In order to promote the highest quality of services and market our brand, sometimes we have to admit that while we are making great strides towards data-driven decisions, there are also gaps in our knowledge. Last year, we went through a re-branding process where we revamped how we were telling our story. In order to get an idea of who students thought we were, in addition to soliciting candid feedback from our student ambassador team, we asked students and stakeholders (faculty, staff, and advisors) to describe us in three words. I remember our team sitting on buses, walking-up to students in the Student Union, and asking students in the residence halls who they thought we were (not an easy feat for us introverts, but we did it!). University of Utah is a large Pac-12 university with many campus resources, so it’s not surprising to hear students were unsure who we were and what we did. What we did find out is there was a significant difference between what the campus stakeholders and students said about us. Most stakeholders mentioned how as an office, we were inspiring, encouraging, cheerleaders, and supporters; whereas students primarily described the resources we provided. They mentioned what we did, not who we were as an office. Doing this type of assessment really allowed our office to change our brand, and re-focus where our gaps were, which was telling our story to students.

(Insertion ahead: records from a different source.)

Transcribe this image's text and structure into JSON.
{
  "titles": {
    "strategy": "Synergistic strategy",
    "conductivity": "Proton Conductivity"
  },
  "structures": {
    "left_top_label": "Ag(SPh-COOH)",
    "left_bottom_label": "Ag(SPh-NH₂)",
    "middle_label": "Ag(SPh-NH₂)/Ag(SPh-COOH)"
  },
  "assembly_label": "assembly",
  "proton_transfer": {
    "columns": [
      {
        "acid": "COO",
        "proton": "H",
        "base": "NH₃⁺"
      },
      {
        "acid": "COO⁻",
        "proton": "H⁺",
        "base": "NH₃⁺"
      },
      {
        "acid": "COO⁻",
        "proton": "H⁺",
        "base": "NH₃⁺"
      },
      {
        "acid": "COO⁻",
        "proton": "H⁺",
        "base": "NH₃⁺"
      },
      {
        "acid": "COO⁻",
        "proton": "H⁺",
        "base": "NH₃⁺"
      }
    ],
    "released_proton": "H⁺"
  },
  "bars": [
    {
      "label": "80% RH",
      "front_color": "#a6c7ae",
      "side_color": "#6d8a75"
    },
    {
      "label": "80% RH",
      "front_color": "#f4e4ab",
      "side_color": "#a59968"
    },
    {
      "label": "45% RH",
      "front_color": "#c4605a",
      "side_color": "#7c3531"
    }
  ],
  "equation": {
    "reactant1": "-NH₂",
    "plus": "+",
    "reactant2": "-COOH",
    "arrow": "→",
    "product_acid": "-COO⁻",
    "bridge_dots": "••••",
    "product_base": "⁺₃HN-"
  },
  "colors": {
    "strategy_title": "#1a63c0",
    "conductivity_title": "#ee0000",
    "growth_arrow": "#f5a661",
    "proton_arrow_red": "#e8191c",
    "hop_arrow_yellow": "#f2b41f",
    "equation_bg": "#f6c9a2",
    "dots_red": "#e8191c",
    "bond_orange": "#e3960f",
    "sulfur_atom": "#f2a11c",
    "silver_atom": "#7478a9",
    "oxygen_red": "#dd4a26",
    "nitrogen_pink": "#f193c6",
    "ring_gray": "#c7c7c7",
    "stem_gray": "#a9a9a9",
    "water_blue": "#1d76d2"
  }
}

As we were figuring out how to tell our story, we also realized we needed a new communication plan. With the help of our staff, we invited six students from a variety of backgrounds to sit on a panel during our staff meeting to tell us everything they liked and wanted from our office. At first it was challenging because every student wanted something different. They wanted us to connect with them via email, text, social media, and newsletters. Not one of them agreed on what they wanted, and they mentioned wanting resources or events that we already offered. At first we were frustrated because we felt the panel was unsuccessful, especially because the information was not consistent. Then we realized, if we are offering resources and events that students want and they do not know the services already exist, then there is something wrong with our communication plan. Since then, we have created more targeted outreach plans to appeal to multiple student preferences.

Moving Data to Action.

As we mentioned above, how good are our data if it doesn’t get used? Over the past few semesters, we have been even more intentional in utilizing the data we gather in our marketing & programmatic decisions. We can continue to improve in this area, and are proud of some of the strides we’ve taken so far. By improving the timing & methods of our survey questions, by relying heavily on anecdotal qualitative feedback, and by staying in tune to campus partner needs, we’ve been able to make good use of the data we collect around our marketing efforts.

If randomly talking to students or organizing a student panel isn’t your thing, think of other strategies that will work for you. Bottom line, find ways to make use of the data you have & allow it to help you improve in your day to day work!